Our finding that euthymic BD patients had an impairment in the ability
to infer the mental state of others from the eyes, but a preserved
tendency to follow the direction of another’s gaze is consistent with
the current theory regarding fast and slow systems of social cognition
[48-50]. The fast system involves the superior colliculus, pulvinar
nucleus, and amygdala, which are sensitive to observed gaze directions,
emotion-related signals, social salient information, and sexually
dominated processes. The slow system, on the other hand, involves
several cortical networks that include the superior temporal sulcus,
frontal eye field, lateral intraparietal area, or other areas in the
frontal–parietal attention network. This slow system mainly processes
eye postures, face identity, intentionality, and other complex social
information. We suspect that the attentional orienting in response to
gaze cue may be involved in both fast and slow systems, whereas the
ability to judging mental state from the eyes may be involved only in
the slow system. Thus, the results of the present study might suggest
that euthymic BD patients are impaired in slow but not in fast systems
of social cognition. Consistent with this view are the evidence showing
during remission of BD a normalization of amygdala response [51, 52]

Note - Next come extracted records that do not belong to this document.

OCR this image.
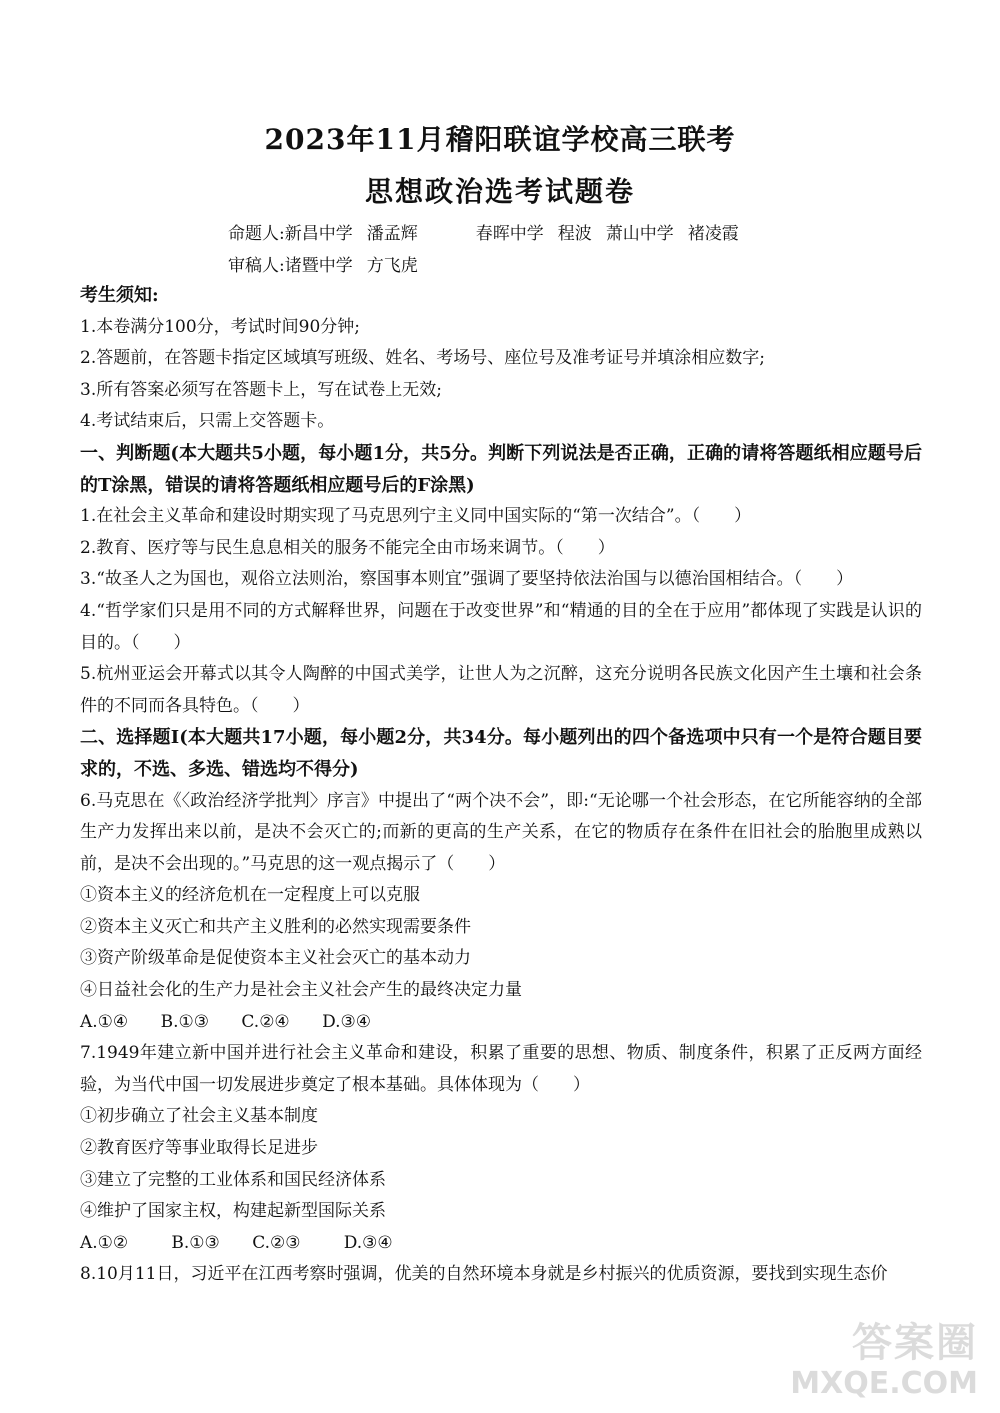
2023年11月稽阳联谊学校高三联考
思想政治选考试题卷
命题人:新昌中学 潘孟辉	春晖中学 程波 萧山中学 褚凌霞
审稿人:诸暨中学 方飞虎
考生须知:
1.本卷满分100分，考试时间90分钟;
2.答题前，在答题卡指定区域填写班级、姓名、考场号、座位号及准考证号并填涂相应数字;
3.所有答案必须写在答题卡上，写在试卷上无效;
4.考试结束后，只需上交答题卡。
一、判断题(本大题共5小题，每小题1分，共5分。判断下列说法是否正确，正确的请将答题纸相应题号后的T涂黑，错误的请将答题纸相应题号后的F涂黑)
1.在社会主义革命和建设时期实现了马克思列宁主义同中国实际的“第一次结合”。（　　）
2.教育、医疗等与民生息息相关的服务不能完全由市场来调节。（　　）
3.“故圣人之为国也，观俗立法则治，察国事本则宜”强调了要坚持依法治国与以德治国相结合。（　　）
4.“哲学家们只是用不同的方式解释世界，问题在于改变世界”和“精通的目的全在于应用”都体现了实践是认识的目的。（　　）
5.杭州亚运会开幕式以其令人陶醉的中国式美学，让世人为之沉醉，这充分说明各民族文化因产生土壤和社会条件的不同而各具特色。（　　）
二、选择题Ⅰ(本大题共17小题，每小题2分，共34分。每小题列出的四个备选项中只有一个是符合题目要求的，不选、多选、错选均不得分)
6.马克思在《〈政治经济学批判〉序言》中提出了“两个决不会”，即:“无论哪一个社会形态，在它所能容纳的全部生产力发挥出来以前，是决不会灭亡的;而新的更高的生产关系，在它的物质存在条件在旧社会的胎胞里成熟以前，是决不会出现的。”马克思的这一观点揭示了（　　）
①资本主义的经济危机在一定程度上可以克服
②资本主义灭亡和共产主义胜利的必然实现需要条件
③资产阶级革命是促使资本主义社会灭亡的基本动力
④日益社会化的生产力是社会主义社会产生的最终决定力量
A.①④      B.①③      C.②④      D.③④
7.1949年建立新中国并进行社会主义革命和建设，积累了重要的思想、物质、制度条件，积累了正反两方面经验，为当代中国一切发展进步奠定了根本基础。具体体现为（　　）
①初步确立了社会主义基本制度
②教育医疗等事业取得长足进步
③建立了完整的工业体系和国民经济体系
④维护了国家主权，构建起新型国际关系
A.①②        B.①③      C.②③        D.③④
8.10月11日，习近平在江西考察时强调，优美的自然环境本身就是乡村振兴的优质资源，要找到实现生态价
答案圈
MXQE.COM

but an abnormal activity of brain areas normally implicated in the slow
system of social cognition such as the superior temporal sulcus [53]
and the ventrolateral prefrontal cortex [17-20] .
As in their original version, in the present study, we used pictures of
eye regions of the face and schematic face for the reading the mind in
the eyes test and eye-gaze cueing task, respectively. Therefore the
different results showed in the two test may be, at least in part, due
to the social meaningfulness of stimuli used. Maybe euthymic bipolar
patients are only impaired in processing photorealistic eye-gaze but not
schematic faces. There are evidence suggesting that that schematic face
and images of real faces are processed similarly evoking similar cueing
effects [54] and theory of mind / “socialness” [55, 56].
However, the impact of the different stimulus parameters has never
directly compared in euthymic bipolar disorder. Further research will be
necessary to shed light on this issue.